Ketua Harian PSSI Kota Cimahi, Barkah Setiawan, menyampaikan rasa bangga atas antusiasme klub dan SSB yang melibatkan lebih dari seratus pemain muda. “Kami melihat semangat tinggi dari setiap tim yang hadir, baik klub tradisional maupun akademi baru. Liga Jabar Istimewa menjadi wadah yang tepat untuk mengasah teknik, taktik, dan mental pemain,” ujarnya dalam sambutan pembukaan. Ia menambahkan bahwa turnamen ini juga menjadi ajang evaluasi bagi pencari bakat dan pelatih yang ingin menyiapkan generasi penerus sepak bola Indonesia.
Daftar klub yang berpartisipasi mencakup nama-nama ternama serta tim amatir yang berambisi menembus jenjang lebih tinggi. Berikut adalah beberapa klub yang turut bergabung:
- Persikab Bandung
- Persikab Subang
- PSB Cimahi United
- FC Cimahi Star
- SSB Harapan Jaya
- SSB Bima Sakti
- PSM Bandung Youth
- SSB Cikapundung
- Club Bandung Raya
- Club Cimahi Warriors
Selain itu, masih ada sepuluh tim lainnya yang berkompetisi dalam fase grup, menambah keragaman taktik dan strategi yang dipertunjukkan di lapangan.
Kehadiran legenda Persib Bandung menjadi sorotan khusus dalam rangkaian acara. Mantan pemain bintang yang pernah mengharumkan nama klub besar itu turun gunung ke Cimahi, hadir untuk memberikan motivasi serta berbagi pengalaman dengan para pemain muda. Ia menyampaikan, “Saya kembali ke tanah Jawa Barat karena percaya bahwa generasi baru membutuhkan contoh nyata. Sepak bola adalah warisan budaya, dan saya ingin membantu menyalurkan semangat juang kepada para anak-anak di sini.” Kehadirannya tidak hanya meningkatkan antusiasme penonton, tetapi juga menambah nilai edukatif bagi peserta.

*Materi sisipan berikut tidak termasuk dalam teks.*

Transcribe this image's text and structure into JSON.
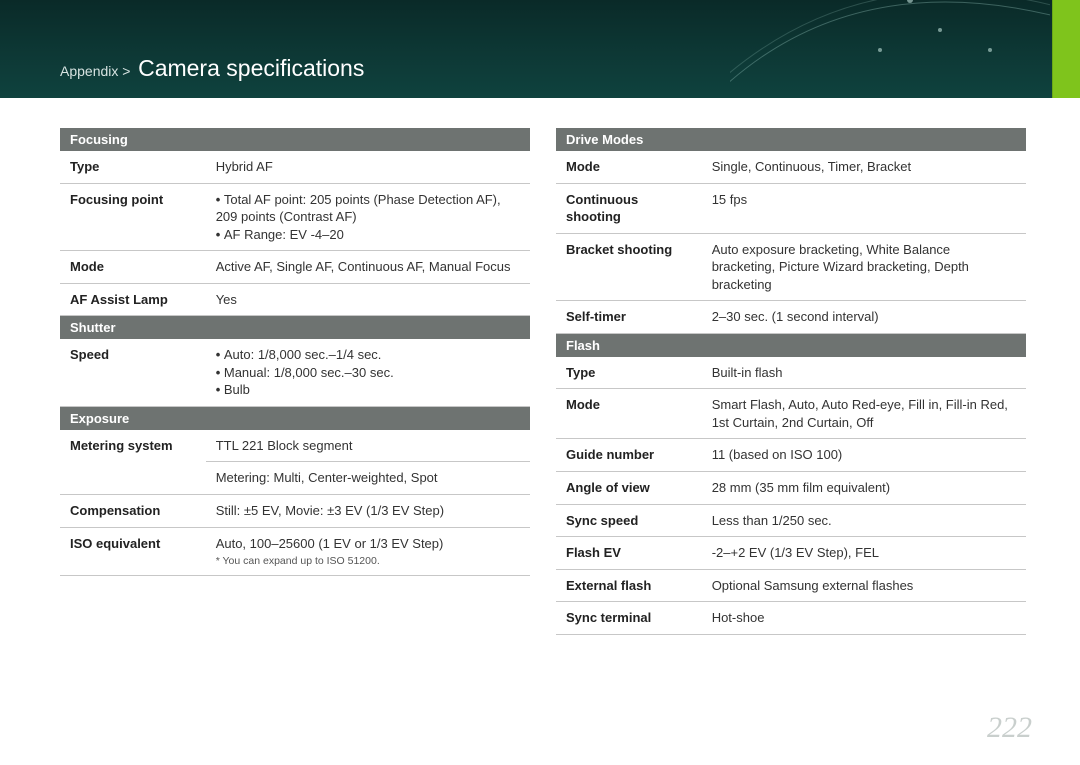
{
  "header": {
    "breadcrumb": "Appendix >",
    "title": "Camera specifications"
  },
  "page_number": "222",
  "colors": {
    "section_header_bg": "#6e7371",
    "accent_tab": "#7fc41c",
    "band_gradient_top": "#0a2a28",
    "band_gradient_bottom": "#0f423e",
    "row_border": "#c7c7c7",
    "page_num": "#c9cfcd"
  },
  "left": {
    "sections": [
      {
        "header": "Focusing",
        "rows": [
          {
            "label": "Type",
            "value": "Hybrid AF"
          },
          {
            "label": "Focusing point",
            "bullets": [
              "Total AF point: 205 points (Phase Detection AF), 209 points (Contrast AF)",
              "AF Range: EV -4–20"
            ]
          },
          {
            "label": "Mode",
            "value": "Active AF, Single AF, Continuous AF, Manual Focus"
          },
          {
            "label": "AF Assist Lamp",
            "value": "Yes"
          }
        ]
      },
      {
        "header": "Shutter",
        "rows": [
          {
            "label": "Speed",
            "bullets": [
              "Auto: 1/8,000 sec.–1/4 sec.",
              "Manual: 1/8,000 sec.–30 sec.",
              "Bulb"
            ]
          }
        ]
      },
      {
        "header": "Exposure",
        "rows": [
          {
            "label": "Metering system",
            "value": "TTL 221 Block segment",
            "value2": "Metering: Multi, Center-weighted, Spot"
          },
          {
            "label": "Compensation",
            "value": "Still: ±5 EV, Movie: ±3 EV (1/3 EV Step)"
          },
          {
            "label": "ISO equivalent",
            "value": "Auto, 100–25600 (1 EV or 1/3 EV Step)",
            "footnote": "* You can expand up to ISO 51200."
          }
        ]
      }
    ]
  },
  "right": {
    "sections": [
      {
        "header": "Drive Modes",
        "rows": [
          {
            "label": "Mode",
            "value": "Single, Continuous, Timer, Bracket"
          },
          {
            "label": "Continuous shooting",
            "value": "15 fps"
          },
          {
            "label": "Bracket shooting",
            "value": "Auto exposure bracketing, White Balance bracketing, Picture Wizard bracketing, Depth bracketing"
          },
          {
            "label": "Self-timer",
            "value": "2–30 sec. (1 second interval)"
          }
        ]
      },
      {
        "header": "Flash",
        "rows": [
          {
            "label": "Type",
            "value": "Built-in flash"
          },
          {
            "label": "Mode",
            "value": "Smart Flash, Auto, Auto Red-eye, Fill in, Fill-in Red, 1st Curtain, 2nd Curtain, Off"
          },
          {
            "label": "Guide number",
            "value": "11 (based on ISO 100)"
          },
          {
            "label": "Angle of view",
            "value": "28 mm (35 mm film equivalent)"
          },
          {
            "label": "Sync speed",
            "value": "Less than 1/250 sec."
          },
          {
            "label": "Flash EV",
            "value": "-2–+2 EV (1/3 EV Step), FEL"
          },
          {
            "label": "External flash",
            "value": "Optional Samsung external flashes"
          },
          {
            "label": "Sync terminal",
            "value": "Hot-shoe"
          }
        ]
      }
    ]
  }
}
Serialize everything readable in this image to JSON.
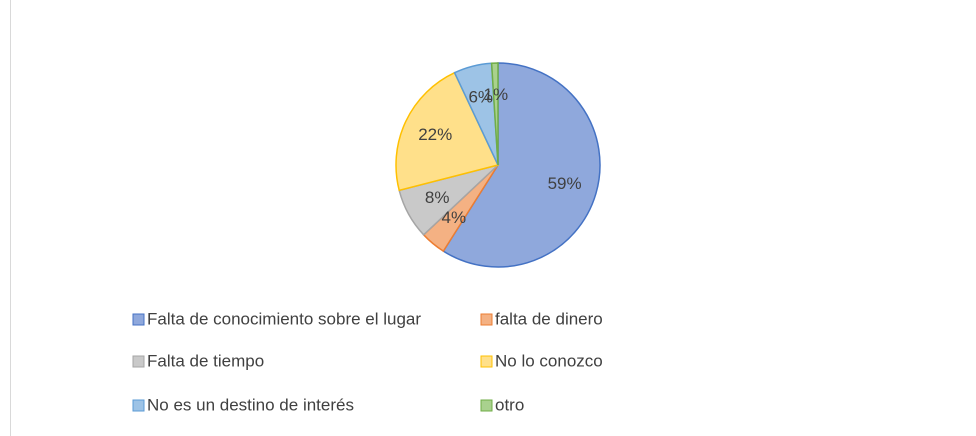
{
  "chart_data": {
    "type": "pie",
    "categories": [
      "Falta de conocimiento sobre el lugar",
      "falta de dinero",
      "Falta de tiempo",
      "No lo conozco",
      "No es un destino de interés",
      "otro"
    ],
    "values": [
      59,
      4,
      8,
      22,
      6,
      1
    ],
    "value_labels": [
      "59%",
      "4%",
      "8%",
      "22%",
      "6%",
      "1%"
    ],
    "colors": [
      "#8fa8dc",
      "#f4b183",
      "#c9c9c9",
      "#ffe08a",
      "#9dc3e6",
      "#a9d18e"
    ],
    "edge_colors": [
      "#4472c4",
      "#ed7d31",
      "#a5a5a5",
      "#ffc000",
      "#5b9bd5",
      "#70ad47"
    ],
    "legend": "bottom"
  }
}
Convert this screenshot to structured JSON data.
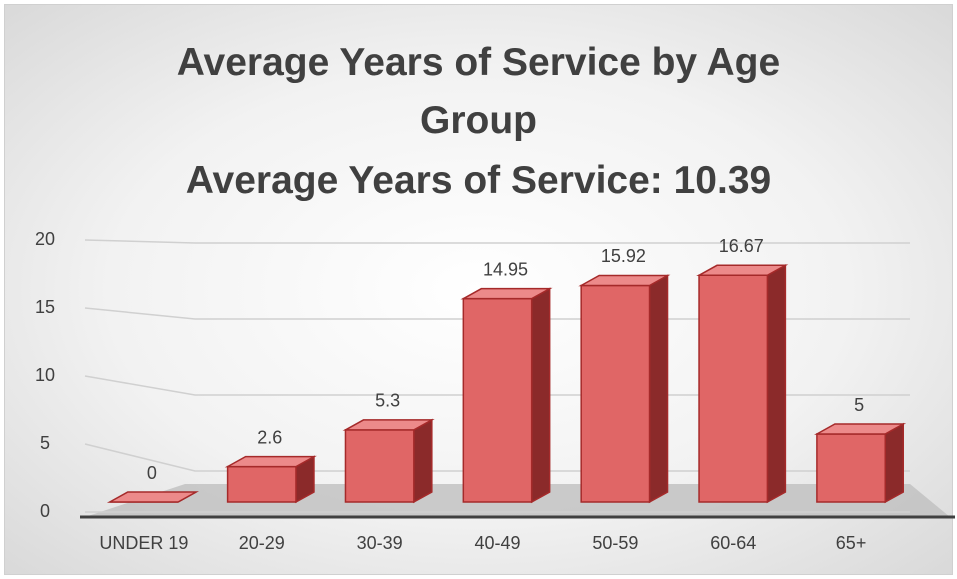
{
  "chart_data": {
    "type": "bar3d",
    "title": "Average Years of Service by Age Group",
    "subtitle": "Average Years of Service: 10.39",
    "categories": [
      "UNDER 19",
      "20-29",
      "30-39",
      "40-49",
      "50-59",
      "60-64",
      "65+"
    ],
    "values": [
      0,
      2.6,
      5.3,
      14.95,
      15.92,
      16.67,
      5
    ],
    "color": "#e06666",
    "ylim": [
      0,
      20
    ],
    "yticks": [
      0,
      5,
      10,
      15,
      20
    ],
    "grid": true
  }
}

Selama fase grup, pertandingan berlangsung ketat dengan skor yang menegangkan. Beberapa laga menampilkan gol indah, serangan balik cepat, serta pertahanan disiplin. Tim FC Cimahi Star berhasil menjuarai grup pertama dengan selisih gol yang mengesankan, sementara Persikab Bandung menunjukkan konsistensi defensif yang kuat. Di sisi lain, SSB Bima Sakti mencuri perhatian dengan gaya permainan menyerang yang kreatif, meskipun masih mengalami kekurangan dalam penguasaan bola pada menit-menit akhir pertandingan.
Turnamen ini dijadwalkan berlangsung selama dua minggu, dengan babak semifinal dan final yang akan digelar di Stadion Sangkuriang pada akhir bulan. Penyelenggara berharap kompetisi ini dapat menjadi batu loncatan bagi pemain muda untuk masuk ke tim senior, sekaligus menarik sponsor serta media lokal untuk mendukung pengembangan sepak bola di tingkat kota. Kesimpulannya, Liga Jabar Istimewa Cimahi berhasil menyatukan semangat kompetisi, pembinaan bakat, dan kebanggaan lokal, sekaligus menampilkan inspirasi dari legenda Persib yang turun gunung demi generasi penerus.